Года неудержимо влекли Джона вперед и вперед – он словно бы уносился галопом от своей Мэри Перси: оглядываясь, он видел, как ее фигурка стремительно уменьшается, и вот уже она едва различима вдалеке... Летели годы, зима сменяла лето, жатва – сев, вслед дождям прилетали метели, а за зимними холодами снова наступали теплые дни весны... Земля потемнела на ее могиле, Хаулет давно уже был мертв, а Кай сильно поседела – Джона сопровождала на охоте Ки, одна из ее дочерей. Мэри теперь была непостижимо далека – словно луч солнца для слепца... В тот самый день солнце навек угасло для Джона – все эти годы прожил он, блуждая во тьме, машинально исполняя свои привычные обязанности... Он всюду искал ее – и не находил: как верный пес, отказывающийся верить в смерть господина и все возвращающийся на его могилу...

И удивительно ли, что он наотрез отказывался расстаться с единственным сокровищем, которое она оставила ему? Когда отец написал ему, умоляя отпустить Томаса в усадьбу Морлэнд, он даже не мог об этом подумать серьезно. Он не мог жить без Томаса – хотя в этом мальчике, по мере того, как он взрослел и мужал, вновь умерла мать... Может быть, именно оттого он в конце концов согласился, когда получил от тети Нэн грустное и отчаянное письмо, взять Томаса с собой в гости к родне – в тайной надежде, что мальчик переменится. Он, не переставая, думал об этом письме, когда они ехали на юг по старой римской дороге в сторону Корбриджа. Это было длинное и подробное послание, и говорилось в нем о том, о чем его отец из гордости умалчивал…

Тетя Нэн тоже была горда, но это была совсем другая гордость – смиряющаяся перед суровой необходимостью. Джон с болью читал строки, где она весьма критично отзывалась о Джэне – ведь он знал, как всегда любила она сына... Джон помнил Джэна наиболее отчетливо из всего того, что было связано с усадьбой Морлэнд. Он всегда обожал его, восхищался им – и чутье подсказывало ему, что дело весьма серьезно, раз уж тетя Нэн намекает, что между ними далеко не все благополучно... Может быть, это и побудило Джона откликнуться на ее настойчивые просьбы.

...Вокруг них бушевали ослепительные краски осени, сияющей всеми возможными оттенками золота – воздух был напоен неуловимым ароматом увядания, смешанным с дымком... Конь его, Кестрел, уже начал отращивать густой зимний мех. Как раз в это время Джон много лет тому назад прибыл сюда, чтобы искать руки гордячки Мэри... Он искоса глянул на Томаса, гарцующего на Соколе, – и сердце его сжалось одновременно от радости и печали, которая ничуть не ослабела: в свои восемнадцать Томас был копией своей юной матери в тот далекий день... Молодой князь с чеканным профилем, твердым подбородком и высокими скулами – он дочиста брился, как и его отец в юности, и кожа его была того самого нежно-золотистого оттенка, что и у Мэри – и глаза те же самые: широко расставленные, раскосые, чистые и серые, опушенные густыми и длинными ресницами... На нем были высокие кожаные сапоги, кожаная куртка, надетая специально для путешествия, а из-под бархатной шапочки выбивались светлые, мягкие волосы – ее волосы...
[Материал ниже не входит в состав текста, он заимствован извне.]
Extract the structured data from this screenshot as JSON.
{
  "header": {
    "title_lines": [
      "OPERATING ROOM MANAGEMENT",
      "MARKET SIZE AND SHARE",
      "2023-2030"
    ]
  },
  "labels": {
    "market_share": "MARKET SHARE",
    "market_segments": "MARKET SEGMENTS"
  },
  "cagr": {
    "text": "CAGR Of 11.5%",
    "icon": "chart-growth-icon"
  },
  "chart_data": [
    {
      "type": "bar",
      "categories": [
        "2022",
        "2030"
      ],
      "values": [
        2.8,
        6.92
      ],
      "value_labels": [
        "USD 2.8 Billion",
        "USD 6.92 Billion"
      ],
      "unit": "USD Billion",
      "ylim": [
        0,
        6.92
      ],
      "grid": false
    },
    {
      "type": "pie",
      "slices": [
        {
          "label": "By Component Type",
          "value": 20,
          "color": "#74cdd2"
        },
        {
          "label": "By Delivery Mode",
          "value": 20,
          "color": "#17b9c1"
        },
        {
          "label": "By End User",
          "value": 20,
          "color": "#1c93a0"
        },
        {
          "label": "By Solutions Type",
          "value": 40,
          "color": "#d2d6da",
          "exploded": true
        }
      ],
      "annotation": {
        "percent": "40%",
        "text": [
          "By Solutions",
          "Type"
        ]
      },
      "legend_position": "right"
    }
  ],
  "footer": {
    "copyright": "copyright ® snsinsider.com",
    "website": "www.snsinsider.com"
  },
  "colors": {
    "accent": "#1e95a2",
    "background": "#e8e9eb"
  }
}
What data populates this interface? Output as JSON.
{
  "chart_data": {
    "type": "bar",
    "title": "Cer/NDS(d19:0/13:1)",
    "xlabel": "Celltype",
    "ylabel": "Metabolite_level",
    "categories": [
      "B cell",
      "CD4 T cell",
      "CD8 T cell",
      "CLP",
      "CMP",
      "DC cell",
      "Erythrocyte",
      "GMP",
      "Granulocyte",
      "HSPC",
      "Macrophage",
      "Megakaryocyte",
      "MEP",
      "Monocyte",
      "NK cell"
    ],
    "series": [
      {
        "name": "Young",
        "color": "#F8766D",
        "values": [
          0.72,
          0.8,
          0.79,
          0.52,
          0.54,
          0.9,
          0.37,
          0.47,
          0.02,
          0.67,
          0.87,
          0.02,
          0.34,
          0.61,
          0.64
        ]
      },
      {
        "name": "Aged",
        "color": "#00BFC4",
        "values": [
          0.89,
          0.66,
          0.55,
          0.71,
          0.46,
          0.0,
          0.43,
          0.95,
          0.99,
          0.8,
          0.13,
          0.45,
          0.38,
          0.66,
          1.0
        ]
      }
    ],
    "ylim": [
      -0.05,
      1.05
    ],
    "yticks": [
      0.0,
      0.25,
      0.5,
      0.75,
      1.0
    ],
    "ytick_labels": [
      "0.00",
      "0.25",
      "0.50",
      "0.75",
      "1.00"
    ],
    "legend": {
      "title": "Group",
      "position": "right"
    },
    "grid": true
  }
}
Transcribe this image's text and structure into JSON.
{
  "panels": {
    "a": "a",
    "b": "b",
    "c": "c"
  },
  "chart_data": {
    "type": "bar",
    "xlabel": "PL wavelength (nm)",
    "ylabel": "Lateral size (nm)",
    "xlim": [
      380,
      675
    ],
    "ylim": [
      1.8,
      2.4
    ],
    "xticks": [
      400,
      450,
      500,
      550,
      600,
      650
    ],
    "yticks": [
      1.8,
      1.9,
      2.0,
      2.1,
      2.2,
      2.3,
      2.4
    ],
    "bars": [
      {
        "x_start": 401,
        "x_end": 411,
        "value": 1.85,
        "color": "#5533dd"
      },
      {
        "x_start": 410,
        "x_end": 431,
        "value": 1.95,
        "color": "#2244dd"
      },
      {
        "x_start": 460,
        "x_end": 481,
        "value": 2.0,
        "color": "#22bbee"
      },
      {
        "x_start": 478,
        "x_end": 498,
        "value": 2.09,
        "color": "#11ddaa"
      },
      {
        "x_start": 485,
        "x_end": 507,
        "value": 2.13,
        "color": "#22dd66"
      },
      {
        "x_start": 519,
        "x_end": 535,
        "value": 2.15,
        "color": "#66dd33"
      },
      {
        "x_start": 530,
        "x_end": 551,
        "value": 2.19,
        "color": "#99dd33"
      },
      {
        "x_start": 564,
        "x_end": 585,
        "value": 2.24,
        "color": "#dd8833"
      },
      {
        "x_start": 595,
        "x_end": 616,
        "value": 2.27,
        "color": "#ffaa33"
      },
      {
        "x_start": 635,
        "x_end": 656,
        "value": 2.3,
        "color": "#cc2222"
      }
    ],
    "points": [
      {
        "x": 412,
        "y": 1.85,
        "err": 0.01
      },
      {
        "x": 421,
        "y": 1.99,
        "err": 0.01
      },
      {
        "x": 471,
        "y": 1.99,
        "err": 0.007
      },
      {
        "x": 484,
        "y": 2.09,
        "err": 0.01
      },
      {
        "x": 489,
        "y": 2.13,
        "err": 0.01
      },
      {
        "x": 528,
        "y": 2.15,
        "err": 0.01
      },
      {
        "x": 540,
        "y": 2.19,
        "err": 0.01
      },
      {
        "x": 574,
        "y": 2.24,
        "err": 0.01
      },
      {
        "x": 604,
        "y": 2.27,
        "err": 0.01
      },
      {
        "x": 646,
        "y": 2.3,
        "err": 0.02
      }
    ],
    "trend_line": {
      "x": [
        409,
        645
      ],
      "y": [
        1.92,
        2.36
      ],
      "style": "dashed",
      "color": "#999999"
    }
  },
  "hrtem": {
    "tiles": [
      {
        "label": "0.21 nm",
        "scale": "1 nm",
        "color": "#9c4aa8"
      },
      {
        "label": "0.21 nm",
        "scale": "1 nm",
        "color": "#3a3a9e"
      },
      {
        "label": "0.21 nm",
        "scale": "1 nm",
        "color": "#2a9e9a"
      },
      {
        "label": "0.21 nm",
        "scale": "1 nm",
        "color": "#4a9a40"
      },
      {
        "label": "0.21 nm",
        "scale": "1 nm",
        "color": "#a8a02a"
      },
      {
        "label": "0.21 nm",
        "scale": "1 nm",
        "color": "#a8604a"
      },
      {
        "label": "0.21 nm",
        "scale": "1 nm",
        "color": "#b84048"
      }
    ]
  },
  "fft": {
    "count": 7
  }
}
Томас был прекрасным наездником – и немудрено, ведь он научился сидеть в седле куда раньше, чем ходить, и вся его стройная, сильная фигура и крепкие руки были точь-в-точь, как у матери. Джону стоило повернуть голову, и он ясно видел призрак: живую Мэри, едущую бок о бок с ним... И все же это была не Мэри: Томас не был «князьком» – ну разве что внешне... В юноше чувствовалась какая-то легкость, поверхностность... Он был несколько ленив – обожал комфорт, праздность – и всеми силами избегал борьбы, усилий, стараний. Он согласился бы с чем угодно, лишь бы его не потревожили, принял бы как должное любое требование, лишь бы не пошевелить мозгами самостоятельно, смирился бы с чем угодно – только бы не бороться... Страстность, гордость и сила его матери умерли вместе с ней – и не возродятся уже никогда. Времена меняются, и здесь – последний оплот старого мира. Повсюду люди уже совсем не те, что прежде. Твердыня Перси, наконец, пала – в дикий и суровый край пришел новый порядок, насаждаемый королевской властью...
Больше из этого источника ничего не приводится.